Similarly, Andrew Morral suggested there was a common factor explanation for the gateway effect with marijuana. The individual’s opportunities and inclination determine the risk of future hard drug use, not prior marijuana use. He commented that his research did not disprove the gateway theory. But it showed another plausible explanation for the association of marijuana use and hard drug use.

The Marijuana Policy Project listed several articles (i.e., Is Marijuana a “Gateway Drug”?) that challenged the marijuana gateway theory. However, the articles tended to conclude there was a common factor explanation or a mediating factor, like stress or genetics, to the gateway effect with marijuana. They debunked the notion of marijuana use as a causative factor leading to harder drug use, but they do not effectively challenge the above three facts supporting the marijuana gateway theory.

Counseling people with drug and alcohol problems has shown me that they often experimented with marijuana before trying harder drugs. The three statements above have been true time and time again. Marijuana use may not be a causative gateway to future experimentation with more dangerous drugs, but it was often a stepping stone taken before an individual tried the cocaine, heroin, or prescription drug high. And a recent study by researchers at Yale concluded that previous alcohol, cigarette and marijuana use were each associated with the current abuse of prescription opioids. “Previous marijuana use was 2.5 times more likely than no previous marijuana to be associated with subsequent abuse of prescription opioids.”

The executive director of the Connecticut chapter of NORML, Erik Williams, said the Yale study failed to show a strong link between marijuana and the use of harder drugs. “This is just another propaganda study that tries to turn a casual link into a causal relationship.” The Yale’s study lead author agreed there wasn’t proof of a concrete connection between opioid abuse and prior marijuana use.

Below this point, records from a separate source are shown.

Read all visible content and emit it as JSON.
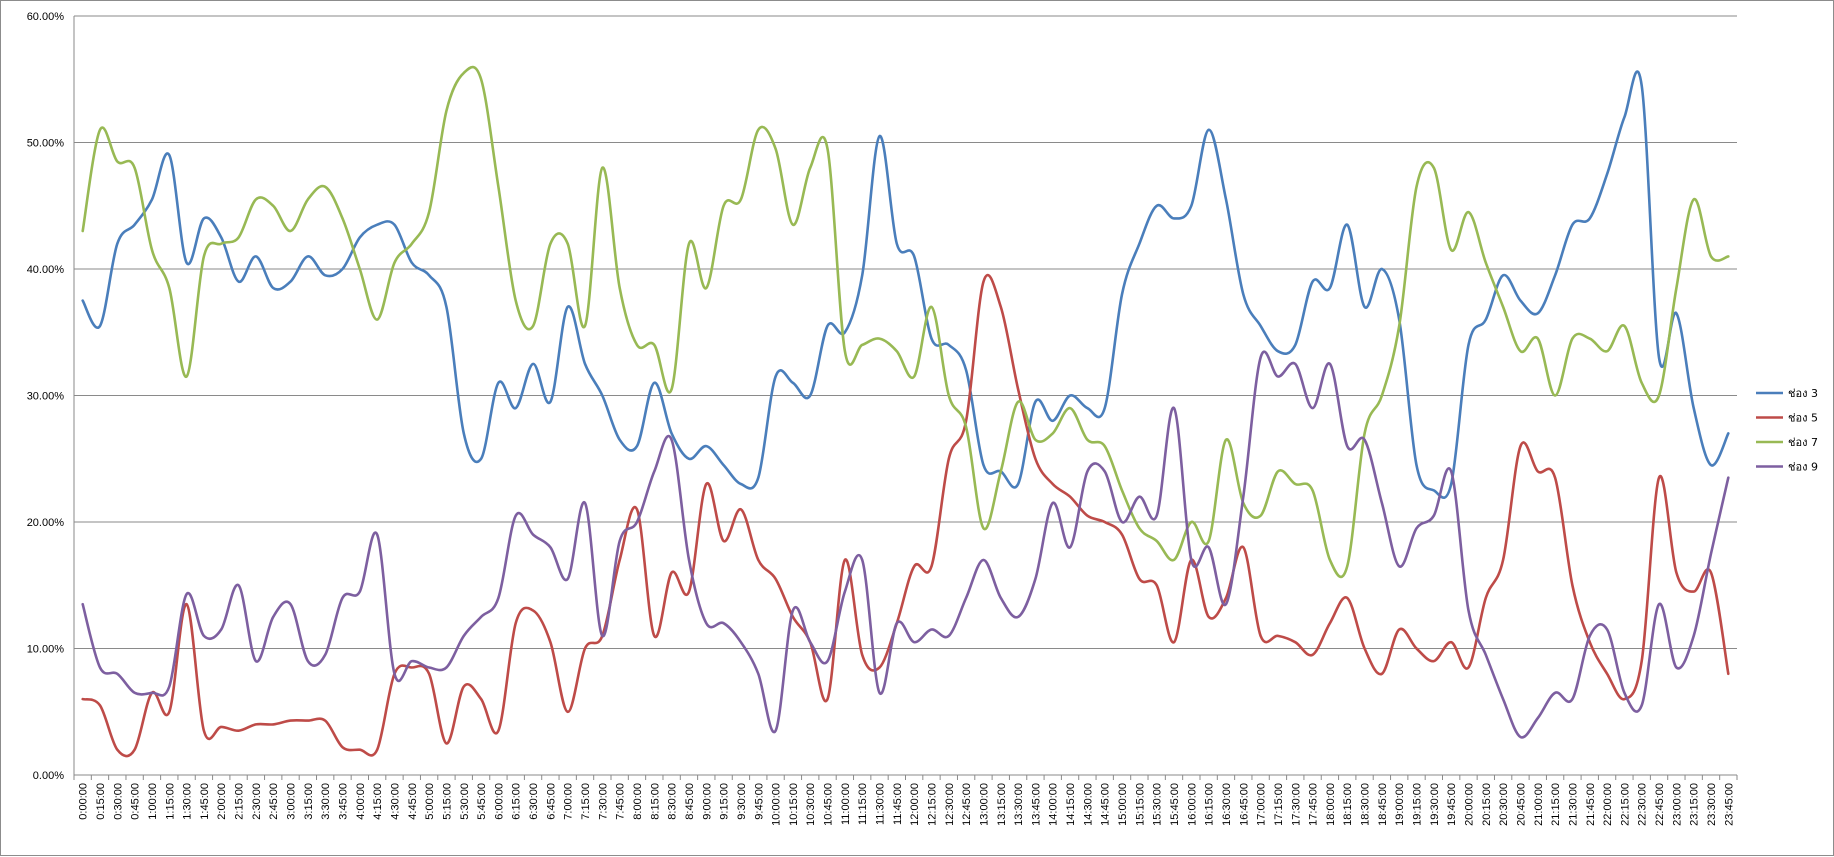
{
  "chart_data": {
    "type": "line",
    "title": "",
    "xlabel": "",
    "ylabel": "",
    "ylim": [
      0,
      0.6
    ],
    "y_ticks": [
      "0.00%",
      "10.00%",
      "20.00%",
      "30.00%",
      "40.00%",
      "50.00%",
      "60.00%"
    ],
    "grid": true,
    "legend_position": "right",
    "x": [
      "0:00:00",
      "0:15:00",
      "0:30:00",
      "0:45:00",
      "1:00:00",
      "1:15:00",
      "1:30:00",
      "1:45:00",
      "2:00:00",
      "2:15:00",
      "2:30:00",
      "2:45:00",
      "3:00:00",
      "3:15:00",
      "3:30:00",
      "3:45:00",
      "4:00:00",
      "4:15:00",
      "4:30:00",
      "4:45:00",
      "5:00:00",
      "5:15:00",
      "5:30:00",
      "5:45:00",
      "6:00:00",
      "6:15:00",
      "6:30:00",
      "6:45:00",
      "7:00:00",
      "7:15:00",
      "7:30:00",
      "7:45:00",
      "8:00:00",
      "8:15:00",
      "8:30:00",
      "8:45:00",
      "9:00:00",
      "9:15:00",
      "9:30:00",
      "9:45:00",
      "10:00:00",
      "10:15:00",
      "10:30:00",
      "10:45:00",
      "11:00:00",
      "11:15:00",
      "11:30:00",
      "11:45:00",
      "12:00:00",
      "12:15:00",
      "12:30:00",
      "12:45:00",
      "13:00:00",
      "13:15:00",
      "13:30:00",
      "13:45:00",
      "14:00:00",
      "14:15:00",
      "14:30:00",
      "14:45:00",
      "15:00:00",
      "15:15:00",
      "15:30:00",
      "15:45:00",
      "16:00:00",
      "16:15:00",
      "16:30:00",
      "16:45:00",
      "17:00:00",
      "17:15:00",
      "17:30:00",
      "17:45:00",
      "18:00:00",
      "18:15:00",
      "18:30:00",
      "18:45:00",
      "19:00:00",
      "19:15:00",
      "19:30:00",
      "19:45:00",
      "20:00:00",
      "20:15:00",
      "20:30:00",
      "20:45:00",
      "21:00:00",
      "21:15:00",
      "21:30:00",
      "21:45:00",
      "22:00:00",
      "22:15:00",
      "22:30:00",
      "22:45:00",
      "23:00:00",
      "23:15:00",
      "23:30:00",
      "23:45:00"
    ],
    "series": [
      {
        "name": "ช่อง 3",
        "color": "#4a7ebb",
        "values": [
          0.375,
          0.355,
          0.42,
          0.435,
          0.455,
          0.49,
          0.405,
          0.44,
          0.425,
          0.39,
          0.41,
          0.385,
          0.39,
          0.41,
          0.395,
          0.4,
          0.425,
          0.435,
          0.435,
          0.405,
          0.395,
          0.37,
          0.27,
          0.25,
          0.31,
          0.29,
          0.325,
          0.295,
          0.37,
          0.325,
          0.3,
          0.265,
          0.26,
          0.31,
          0.27,
          0.25,
          0.26,
          0.245,
          0.23,
          0.235,
          0.315,
          0.31,
          0.3,
          0.355,
          0.35,
          0.395,
          0.505,
          0.42,
          0.41,
          0.345,
          0.34,
          0.32,
          0.245,
          0.24,
          0.23,
          0.295,
          0.28,
          0.3,
          0.29,
          0.29,
          0.38,
          0.42,
          0.45,
          0.44,
          0.45,
          0.51,
          0.455,
          0.38,
          0.355,
          0.335,
          0.34,
          0.39,
          0.385,
          0.435,
          0.37,
          0.4,
          0.36,
          0.245,
          0.225,
          0.23,
          0.34,
          0.36,
          0.395,
          0.375,
          0.365,
          0.395,
          0.435,
          0.44,
          0.475,
          0.52,
          0.545,
          0.33,
          0.365,
          0.29,
          0.245,
          0.27
        ]
      },
      {
        "name": "ช่อง 5",
        "color": "#be4b48",
        "values": [
          0.06,
          0.055,
          0.02,
          0.02,
          0.065,
          0.05,
          0.135,
          0.035,
          0.038,
          0.035,
          0.04,
          0.04,
          0.043,
          0.043,
          0.043,
          0.022,
          0.02,
          0.02,
          0.08,
          0.085,
          0.08,
          0.025,
          0.07,
          0.06,
          0.035,
          0.12,
          0.13,
          0.105,
          0.05,
          0.1,
          0.11,
          0.17,
          0.21,
          0.11,
          0.16,
          0.145,
          0.23,
          0.185,
          0.21,
          0.17,
          0.155,
          0.125,
          0.105,
          0.06,
          0.17,
          0.095,
          0.085,
          0.12,
          0.165,
          0.165,
          0.25,
          0.28,
          0.39,
          0.37,
          0.305,
          0.25,
          0.23,
          0.22,
          0.205,
          0.2,
          0.19,
          0.155,
          0.15,
          0.105,
          0.17,
          0.125,
          0.14,
          0.18,
          0.11,
          0.11,
          0.105,
          0.095,
          0.12,
          0.14,
          0.1,
          0.08,
          0.115,
          0.1,
          0.09,
          0.105,
          0.085,
          0.14,
          0.17,
          0.26,
          0.24,
          0.235,
          0.15,
          0.105,
          0.08,
          0.06,
          0.09,
          0.235,
          0.16,
          0.145,
          0.16,
          0.08
        ]
      },
      {
        "name": "ช่อง 7",
        "color": "#98b954",
        "values": [
          0.43,
          0.51,
          0.485,
          0.48,
          0.415,
          0.385,
          0.315,
          0.41,
          0.42,
          0.425,
          0.455,
          0.45,
          0.43,
          0.455,
          0.465,
          0.44,
          0.4,
          0.36,
          0.405,
          0.42,
          0.445,
          0.525,
          0.555,
          0.55,
          0.465,
          0.375,
          0.355,
          0.42,
          0.42,
          0.355,
          0.48,
          0.385,
          0.34,
          0.34,
          0.305,
          0.42,
          0.385,
          0.45,
          0.455,
          0.51,
          0.495,
          0.435,
          0.48,
          0.495,
          0.335,
          0.34,
          0.345,
          0.335,
          0.315,
          0.37,
          0.3,
          0.275,
          0.195,
          0.24,
          0.295,
          0.265,
          0.27,
          0.29,
          0.265,
          0.26,
          0.225,
          0.195,
          0.185,
          0.17,
          0.2,
          0.185,
          0.265,
          0.215,
          0.205,
          0.24,
          0.23,
          0.225,
          0.17,
          0.165,
          0.27,
          0.3,
          0.355,
          0.465,
          0.48,
          0.415,
          0.445,
          0.405,
          0.37,
          0.335,
          0.345,
          0.3,
          0.345,
          0.345,
          0.335,
          0.355,
          0.31,
          0.3,
          0.385,
          0.455,
          0.41,
          0.41
        ]
      },
      {
        "name": "ช่อง 9",
        "color": "#7d5fa0",
        "values": [
          0.135,
          0.085,
          0.08,
          0.065,
          0.065,
          0.07,
          0.143,
          0.11,
          0.115,
          0.15,
          0.09,
          0.125,
          0.135,
          0.09,
          0.095,
          0.14,
          0.145,
          0.19,
          0.08,
          0.09,
          0.085,
          0.085,
          0.11,
          0.125,
          0.14,
          0.205,
          0.19,
          0.18,
          0.155,
          0.215,
          0.11,
          0.185,
          0.2,
          0.24,
          0.265,
          0.17,
          0.12,
          0.12,
          0.105,
          0.08,
          0.035,
          0.13,
          0.105,
          0.09,
          0.145,
          0.17,
          0.065,
          0.12,
          0.105,
          0.115,
          0.11,
          0.14,
          0.17,
          0.14,
          0.125,
          0.155,
          0.215,
          0.18,
          0.24,
          0.24,
          0.2,
          0.22,
          0.205,
          0.29,
          0.17,
          0.18,
          0.135,
          0.22,
          0.33,
          0.315,
          0.325,
          0.29,
          0.325,
          0.26,
          0.265,
          0.215,
          0.165,
          0.195,
          0.205,
          0.24,
          0.13,
          0.095,
          0.06,
          0.03,
          0.045,
          0.065,
          0.06,
          0.11,
          0.115,
          0.065,
          0.055,
          0.135,
          0.085,
          0.11,
          0.175,
          0.235
        ]
      }
    ]
  }
}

But, she said, “It’s a red flag.” It suggests there is a potential association there.

Marijuana does not seem to be a “gateway” that leads to experimentation with more dangerous drugs. But it often is a stepping stone taken on the path to harder drugs in a person’s addictive career.

Do you think that marijuana use can be a gateway or stepping stone to more dangerous drugs, like heroin and cocaine?